Sunday, May 13, 2012

Movies Posters

Movies Posters Biography
Frank Frazetta (February 9, 1928 – May 10, 2010)[1][2] was an American fantasy and science fiction artist, noted for work in comic books, paperback book covers, paintings, posters, LP record album covers and other media.[1] He was the subject of a 2003 documentary.
Frazetta was inducted into the comic book industry's Will Eisner Comic Book Hall of Fame in 1995 and the Jack Kirby Hall of Fame in 1999
Born Frank Frazzetta in Brooklyn, New York City, he removed one "z" from his last name early in his career to make his name seem less "clumsy".[1] The only boy among four children, he spent much time with his grandmother, who began encouraging him in art when he was two years old. He recalled in 2010, a month before his death,
When I drew something, she would be the one to say it was wonderful and would give me a penny to keep going. Sometimes I had nothing left to draw on but toilet paper. As I got older, I started drawing some pretty wild things for my age. I remember the teachers were always mesmerized by what I was doing, so it was hard to learn anything from them. So I went to art school when I was a little kid, and even there the teachers were flipping out.[3]
At age eight, Frazetta attended the Brooklyn Academy of Fine Arts,[4] a small art school run by instructor Michael Falanga. "[H]e didn't teach me anything, really," Frazetta said in 1994. "He'd come and see where I was working, and he might say, 'Very nice, very nice. But perhaps if you did this or that.' But that's about it. We never had any great conversations. He spoke very broken English. He kind of left you on your own. I learned more from my friends there."[5]

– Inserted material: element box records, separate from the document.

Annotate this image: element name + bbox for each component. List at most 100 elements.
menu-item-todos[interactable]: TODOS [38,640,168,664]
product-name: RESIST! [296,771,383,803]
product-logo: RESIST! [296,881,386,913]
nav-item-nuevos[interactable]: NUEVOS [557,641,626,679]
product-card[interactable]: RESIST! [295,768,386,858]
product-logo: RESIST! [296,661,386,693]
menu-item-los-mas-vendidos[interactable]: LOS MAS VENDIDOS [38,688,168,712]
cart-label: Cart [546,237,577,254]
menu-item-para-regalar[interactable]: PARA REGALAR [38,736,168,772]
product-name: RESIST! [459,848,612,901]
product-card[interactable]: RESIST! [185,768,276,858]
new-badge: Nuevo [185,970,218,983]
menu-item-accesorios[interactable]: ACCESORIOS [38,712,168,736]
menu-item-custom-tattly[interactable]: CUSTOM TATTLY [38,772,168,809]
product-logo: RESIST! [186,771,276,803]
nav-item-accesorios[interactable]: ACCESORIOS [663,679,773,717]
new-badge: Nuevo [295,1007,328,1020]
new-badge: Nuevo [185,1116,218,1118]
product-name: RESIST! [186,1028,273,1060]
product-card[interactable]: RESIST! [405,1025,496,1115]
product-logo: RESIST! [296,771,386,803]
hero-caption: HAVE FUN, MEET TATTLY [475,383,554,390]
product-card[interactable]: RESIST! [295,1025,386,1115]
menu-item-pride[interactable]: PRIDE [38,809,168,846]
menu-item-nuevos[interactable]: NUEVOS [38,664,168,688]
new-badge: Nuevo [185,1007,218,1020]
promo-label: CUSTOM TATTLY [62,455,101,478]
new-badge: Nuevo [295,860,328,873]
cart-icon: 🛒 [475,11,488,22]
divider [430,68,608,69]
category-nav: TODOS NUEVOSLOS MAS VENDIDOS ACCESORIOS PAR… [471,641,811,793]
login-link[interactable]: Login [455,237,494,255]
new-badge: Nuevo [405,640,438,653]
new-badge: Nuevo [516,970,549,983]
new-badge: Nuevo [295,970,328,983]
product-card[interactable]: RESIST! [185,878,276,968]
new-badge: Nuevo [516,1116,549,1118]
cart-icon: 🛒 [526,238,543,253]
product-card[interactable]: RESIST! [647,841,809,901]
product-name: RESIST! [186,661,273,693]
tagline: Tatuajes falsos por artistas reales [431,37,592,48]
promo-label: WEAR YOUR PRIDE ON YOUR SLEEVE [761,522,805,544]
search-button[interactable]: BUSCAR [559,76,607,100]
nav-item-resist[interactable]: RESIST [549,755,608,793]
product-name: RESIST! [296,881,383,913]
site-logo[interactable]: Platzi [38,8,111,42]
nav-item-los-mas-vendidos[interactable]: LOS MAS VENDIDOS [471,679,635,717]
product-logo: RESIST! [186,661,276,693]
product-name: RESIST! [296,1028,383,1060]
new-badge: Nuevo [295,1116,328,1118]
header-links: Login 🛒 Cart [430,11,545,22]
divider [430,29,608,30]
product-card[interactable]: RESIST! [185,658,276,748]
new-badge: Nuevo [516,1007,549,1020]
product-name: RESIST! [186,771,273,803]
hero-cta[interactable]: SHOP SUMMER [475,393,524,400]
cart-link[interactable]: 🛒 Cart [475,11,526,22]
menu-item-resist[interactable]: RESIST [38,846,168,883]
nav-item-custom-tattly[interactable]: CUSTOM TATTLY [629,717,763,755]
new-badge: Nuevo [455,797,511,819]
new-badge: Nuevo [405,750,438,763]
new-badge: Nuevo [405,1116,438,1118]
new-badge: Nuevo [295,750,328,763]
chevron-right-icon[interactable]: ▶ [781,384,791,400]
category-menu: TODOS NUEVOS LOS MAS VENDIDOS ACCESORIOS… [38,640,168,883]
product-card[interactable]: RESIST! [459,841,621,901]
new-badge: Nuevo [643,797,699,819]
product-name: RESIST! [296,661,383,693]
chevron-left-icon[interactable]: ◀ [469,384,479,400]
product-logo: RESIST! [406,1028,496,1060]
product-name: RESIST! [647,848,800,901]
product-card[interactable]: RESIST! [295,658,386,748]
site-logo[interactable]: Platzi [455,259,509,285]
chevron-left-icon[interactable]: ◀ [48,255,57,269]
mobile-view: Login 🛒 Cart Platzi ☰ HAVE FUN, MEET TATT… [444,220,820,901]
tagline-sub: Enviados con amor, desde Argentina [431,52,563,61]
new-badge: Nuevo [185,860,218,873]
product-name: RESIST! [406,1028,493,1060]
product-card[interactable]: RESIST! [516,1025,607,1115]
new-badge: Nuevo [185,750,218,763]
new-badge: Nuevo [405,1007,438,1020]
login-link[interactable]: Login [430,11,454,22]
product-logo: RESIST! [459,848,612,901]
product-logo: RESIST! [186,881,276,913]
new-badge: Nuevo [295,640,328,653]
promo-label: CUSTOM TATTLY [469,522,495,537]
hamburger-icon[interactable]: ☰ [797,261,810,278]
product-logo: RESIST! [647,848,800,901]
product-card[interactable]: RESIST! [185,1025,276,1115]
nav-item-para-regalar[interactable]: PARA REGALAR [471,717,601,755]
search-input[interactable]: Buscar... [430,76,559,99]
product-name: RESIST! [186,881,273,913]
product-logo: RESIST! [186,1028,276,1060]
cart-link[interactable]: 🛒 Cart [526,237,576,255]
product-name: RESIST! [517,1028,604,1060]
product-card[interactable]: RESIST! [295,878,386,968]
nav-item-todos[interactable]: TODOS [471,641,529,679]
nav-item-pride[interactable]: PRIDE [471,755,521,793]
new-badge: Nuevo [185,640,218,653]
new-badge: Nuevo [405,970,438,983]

In 1944, at age 15, Frazetta, who had "always had this urge to be doing comic books",[5] began working in comics artist Bernard Baily's studio doing pencil clean-ups.[4] His first comic-book work was inking the eight-page story "Snowman", penciled by John Giunta, in the one-shot Tally-Ho Comics (Dec. 1944), published by Swappers Quarterly and Almanac/Baily Publishing Company.[6] It was not standard practice in comic books during this period to provide complete credits, so a comprehensive listing of Frazetta's work is difficult to ascertain. His next confirmed comics works are two signed penciled-and-inked pieces in Prize Comics' Treasure Comics #7 (July 1946): the four-page "To William Penn founder of Philadelphia..." and the single page "Ahoy! Enemy Ship!", featuring his character Capt. Kidd Jr.[7] In a 1991 interview in The Comics Journal, Frazetta credited Graham Ingels as the first one in the comic book industry to recognize his talent, and to give him jobs at Standard Comics in 1947. These included stints on Louie Lazybones, a series which was a blatant rip-off of the successful newspaper strip Li'l Abner, which Frazetta would be ghosting later in his career. For Dell's subsidiary company, Famous Funnies, Frazetta did war and human interest stories for Heroic Comics, as well as one pagers extolling the virtues of prayer and the evils of drug abuse.